Closing Africa’s $100 billion trade finance gap will require coordination across many ecosystem components, especially given the current geopolitical instability and supply chain challenges.

Will the existing trade finance gap, which has reportedly fluctuated between $100 billion and $120 billion over the past three years, narrow, or will the illiquid, growth-oriented nature of emerging market economies make the gap truly Whether it never goes away is often debated. near.

Before 2020 and the COVID-19 pandemic, there were some important advances. The trade finance gap narrowed to $81 billion. If we can get back to those levels, $20-30 billion of investment in the SME sector would be welcome.

But 2022 so far shows no signs of such a recovery. The world looks very different today due to geopolitical uncertainties such as Ukraine, Russia, China and Taiwan.

This is driving up input costs and creating supply chain constraints. Given that much of emerging market debt is dollar-based, this is also putting pressure on the trade finance ecosystem.

This is perfectly highlighted through a case study of a South African client whose core business was disrupted by events in Ukraine.

The sharp increase in input costs and the cascading impact on rising transportation costs required the client to completely restructure its business model.

Absa has increased its import credit facility from R1.8 billion (R) in 2021 to R6.5 billion in 2022 in response to the evolving environment.

As a result, the client increased its market share in Mauritius and the Democratic Republic of the Congo, as well as improved profitability while maintaining its leading position in the South African market.

african trade

Sharp inflation and rising input costs, combined with tightening central banks, could put pressure on emerging market companies that are just beginning to rebuild their balance sheets.

It is paramount to avoid situations where banks start drawing credit when businesses are cash hungry. Especially if these companies are just starting to take advantage of the economic recovery.

It is important to re-emphasize here that trade finance, by its very nature, is less risky than other types of financial assistance to importers and exporters.

According to the African Development Bank (ADB), the average approval rate for trade finance transactions in 2019 was 88%, while the average default rate for trade finance from 2017 to 2019 was 7.5%. loan execution.

In South Africa, this figure was just 2% over the period 2011-2019. This highlights the power of putting liquidity in the right place in the system and shows how economic activity can be unleashed without taking on too much risk.

Fortunately, we live in a world that is constantly evolving, and especially as the African continent develops economically, countries continue to both import and export goods.

In addition, significant progress has been made on digitization, liquidity, financial inclusion and engagement of Development Finance Institutions (DFIs) to enhance Africa’s growth prospects.

Absa chief economist Jeff Gable said:

“International Monetary Fund (IMF) data show that the dollar value of Africa’s exports to the world has increased by more than a third from last year and more than half from pre-pandemic levels.

“Africa has similarly shown significant increases in intra-continental trade volumes, with exports in the first quarter of 2022 up 37% compared to a year ago and more than 40% post-pandemic. ”

african economy

About 60% of banks engaged in trade finance activities in Africa receive some support from DFIs.

This highlights how close the relationship between these parties is and why we are excited about some of the innovation and interest from DFIs who are focusing their time and resources on this market sector. .

For example, ADB recently approved a $175 million regional trade finance facility for eastern and southern Africa.

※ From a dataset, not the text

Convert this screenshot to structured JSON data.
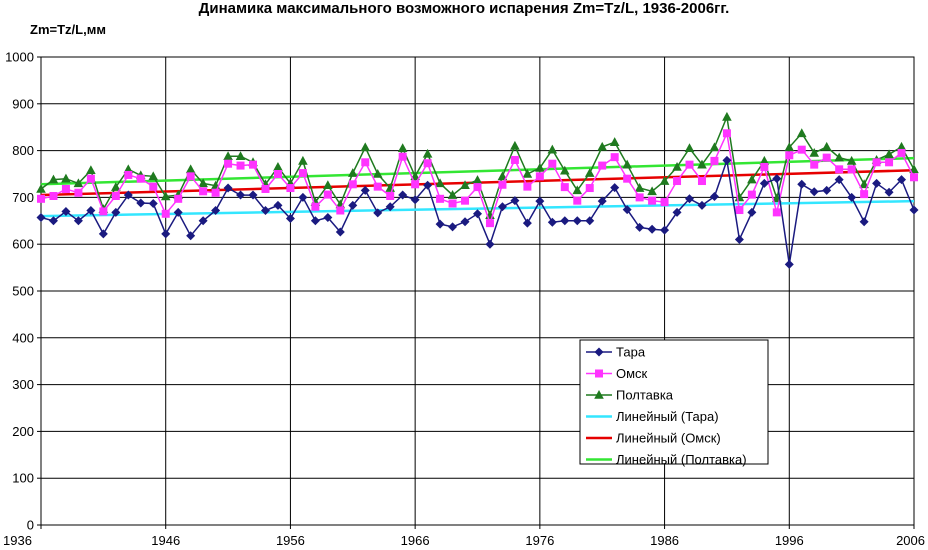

Specifically, “ADB’s strategic effort to support the agenda of the African Continental Free Trade Area to rebuild markets and economies across the region by helping to increase output.” in the services, trade, manufacturing, and natural resources sectors;

The deal is expected to generate a value of $2.1 billion over the next three years.

Absa believes that increasing access to trade finance is one of its most important focus areas and has the potential to unlock vital economic activity at relatively low risk.